例えば、不特定多数の人が触れる物品あるいは部位に、本発明の抗菌抗ウイルス性組成物を含むコート剤を塗布することによって、物品表面を介して人から人へ菌やウイルスが感染するリスクの低減を期待することができる。
【図面の簡単な説明】
【0016】
【図1】実施例1で得られた亜酸化銅粒子のSEM写真を示す図である。
【図2】実施例1で得られた抗菌抗ウイルス性組成物、及び比較例1で得られた亜酸化銅において、X線回折パターンの変化を示す図であり、(A)は実施例1に係る図であり、(B)は比較例1に係る図である。
【図3】実施例4の抗ウイルス性能を示す図である。
【発明を実施するための形態】
【0017】
[1.抗菌抗ウイルス性組成物及びその製造方法]
本発明の抗菌抗ウイルス性組成物は、BET比表面積が5〜100m2/gの亜酸化銅粒子と、アルデヒド基を有する糖類とを含有してなる。BET比表面積が5〜100m2/gの亜酸化銅粒子は、抗菌抗ウイルス性が高い半面、易酸化性が高いため長期に渡って良好な抗菌抗ウイルス性を維持することが困難である。そこで、本発明ではアルデヒド基を有する糖類を共存させて亜酸化銅粒子の良好な抗菌抗ウイルス性を維持させている。しかし、アルデヒド基を有する糖類が少なすぎると亜酸化銅粒子の易酸化性を抑えることができず、アルデヒド基を有する糖類が多すぎると亜酸化銅粒子の抗菌抗ウイルス性を阻害してしまう。そこで、本発明では、アルデヒド基を有する糖類の含有量を、亜酸化銅粒子100質量部に対して0.5〜10質量%とし、亜酸化銅粒子の易酸化性を抑制し、かつ良好な抗菌抗ウイルス性を実現した。
【0018】
(亜酸化銅粒子)
本発明で使用する亜酸化銅粒子は、Cu2Oの化学式で示される粒子である。
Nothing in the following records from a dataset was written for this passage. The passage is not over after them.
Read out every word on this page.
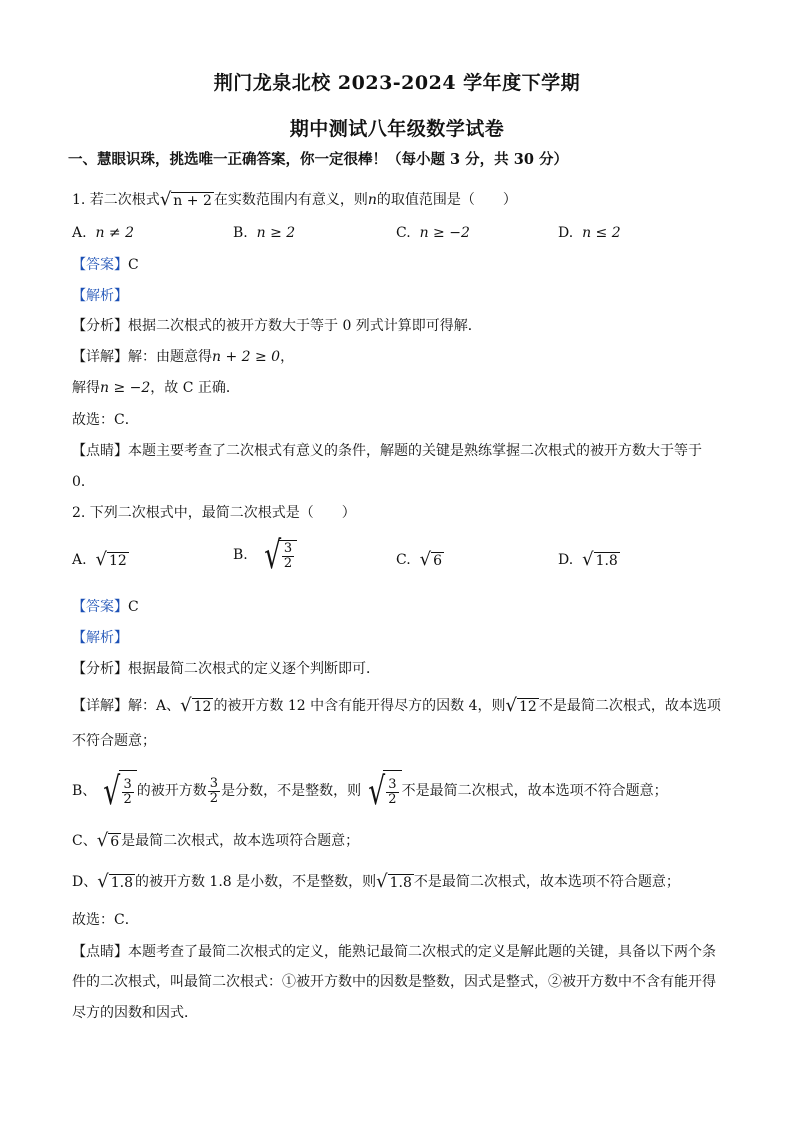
荆门龙泉北校 2023-2024 学年度下学期
期中测试八年级数学试卷
一、慧眼识珠，挑选唯一正确答案，你一定很棒！（每小题 3 分，共 30 分）
1. 若二次根式√ n + 2 在实数范围内有意义，则n的取值范围是（　　）
A. n ≠ 2	B. n ≥ 2	C. n ≥ −2	D. n ≤ 2
【答案】C
【解析】
【分析】根据二次根式的被开方数大于等于 0 列式计算即可得解．
【详解】解：由题意得n + 2 ≥ 0，
解得n ≥ −2，故 C 正确．
故选：C．
【点睛】本题主要考查了二次根式有意义的条件，解题的关键是熟练掌握二次根式的被开方数大于等于
0．
2. 下列二次根式中，最简二次根式是（　　）
A. √ 12	B. √ $\frac{3}{2}$	C. √ 6	D. √ 1.8
【答案】C
【解析】
【分析】根据最简二次根式的定义逐个判断即可．
【详解】解：A、√ 12 的被开方数 12 中含有能开得尽方的因数 4，则√ 12 不是最简二次根式，故本选项
不符合题意；
B、 √ $\frac{3}{2}$ 的被开方数 $\frac{3}{2}$ 是分数，不是整数，则 √ $\frac{3}{2}$ 不是最简二次根式，故本选项不符合题意；
C、√ 6 是最简二次根式，故本选项符合题意；
D、√ 1.8 的被开方数 1.8 是小数，不是整数，则√ 1.8 不是最简二次根式，故本选项不符合题意；
故选：C．
【点睛】本题考查了最简二次根式的定义，能熟记最简二次根式的定义是解此题的关键，具备以下两个条
件的二次根式，叫最简二次根式：①被开方数中的因数是整数，因式是整式，②被开方数中不含有能开得
尽方的因数和因式．
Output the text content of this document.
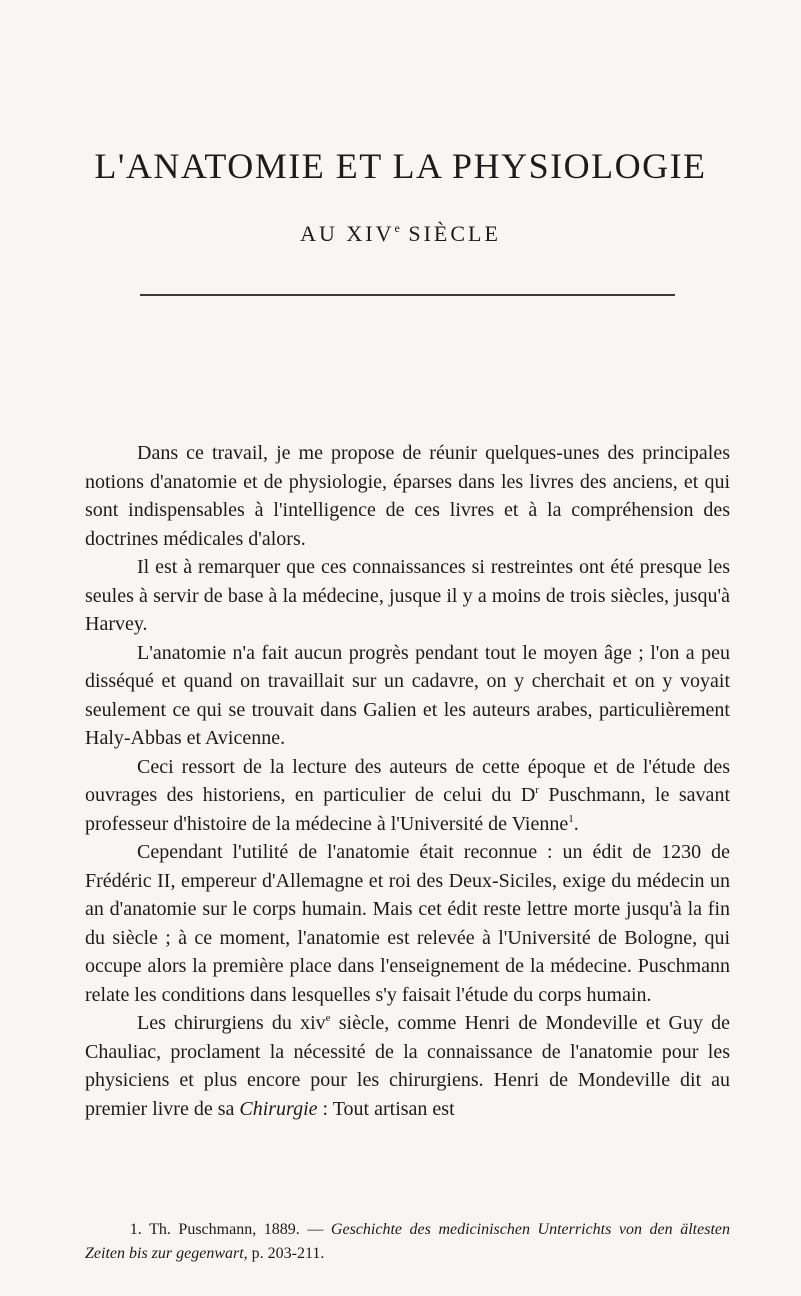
L'ANATOMIE ET LA PHYSIOLOGIE
AU XIVe SIÈCLE

Dans ce travail, je me propose de réunir quelques-unes des principales notions d'anatomie et de physiologie, éparses dans les livres des anciens, et qui sont indispensables à l'intelligence de ces livres et à la compréhension des doctrines médicales d'alors.

Il est à remarquer que ces connaissances si restreintes ont été presque les seules à servir de base à la médecine, jusque il y a moins de trois siècles, jusqu'à Harvey.

L'anatomie n'a fait aucun progrès pendant tout le moyen âge ; l'on a peu disséqué et quand on travaillait sur un cadavre, on y cherchait et on y voyait seulement ce qui se trouvait dans Galien et les auteurs arabes, particulièrement Haly-Abbas et Avicenne.

Ceci ressort de la lecture des auteurs de cette époque et de l'étude des ouvrages des historiens, en particulier de celui du $D^r$ Puschmann, le savant professeur d'histoire de la médecine à l'Université de Vienne$^1$.

Cependant l'utilité de l'anatomie était reconnue : un édit de 1230 de Frédéric II, empereur d'Allemagne et roi des Deux-Siciles, exige du médecin un an d'anatomie sur le corps humain. Mais cet édit reste lettre morte jusqu'à la fin du siècle ; à ce moment, l'anatomie est relevée à l'Université de Bologne, qui occupe alors la première place dans l'enseignement de la médecine. Puschmann relate les conditions dans lesquelles s'y faisait l'étude du corps humain.

Les chirurgiens du xiv$^e$ siècle, comme Henri de Mondeville et Guy de Chauliac, proclament la nécessité de la connaissance de l'anatomie pour les physiciens et plus encore pour les chirurgiens. Henri de Mondeville dit au premier livre de sa Chirurgie : Tout artisan est

1. Th. Puschmann, 1889. — Geschichte des medicinischen Unterrichts von den ältesten Zeiten bis zur gegenwart, p. 203-211.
電子顕微鏡で観察した際の形状に特に制限はないが、八面体の結晶となっているものや不定形で球に近い形状を示したものあり、本発明では、これら単独でも、又は混在していてもよい。
【0019】
本発明に係る亜酸化銅粒子は、窒素吸着法(BET法)によって算出したBET比表面積が5〜100m2/gであり、10〜50m2/gであることが好ましく、20〜40m2/gであることがより好ましい。BET比表面積が5〜100m2/gであることで高い抗菌抗ウイルス性を発揮させることができるが、BET比表面積が100m2/gを超えると、合成が困難であるとともに回収が難しく、かえって扱いづらくなってしまう。また、比表面積が5m2/g未満では、菌あるいはウイルスとの接触点が少なく、抗菌抗ウイルス効果が小さくなる。さらに、濃い橙褐色を帯びるため、抗菌抗ウイルス性コート剤として使用した場合、物品の意匠性が損なわれてしまうという問題点がある。
【0020】
抗菌抗ウイルス性能において、亜酸化銅の粒子径が小さいほど、効果は大きい。さらに、亜酸化銅を微粒子にすると、量子サイズ効果によって、色が淡くなることが知られている。しかも、抗菌抗ウイルス性能が大きくなるため、使用量を少なく抑えることができ、従って、着色も少なくできる。このように、抗菌抗ウイルス性材料としての亜酸化銅は、微粒子であるほど好適であると考えられる。しかしながら、亜酸化銅粒子は、粒子径が小さいほど、大気中で酸化されて酸化銅(II)になりやすい。酸化銅(II)は、黒色を帯びているため、物品の意匠性も損なわれ、また、抗菌抗ウイルス性能も低下することが知られている。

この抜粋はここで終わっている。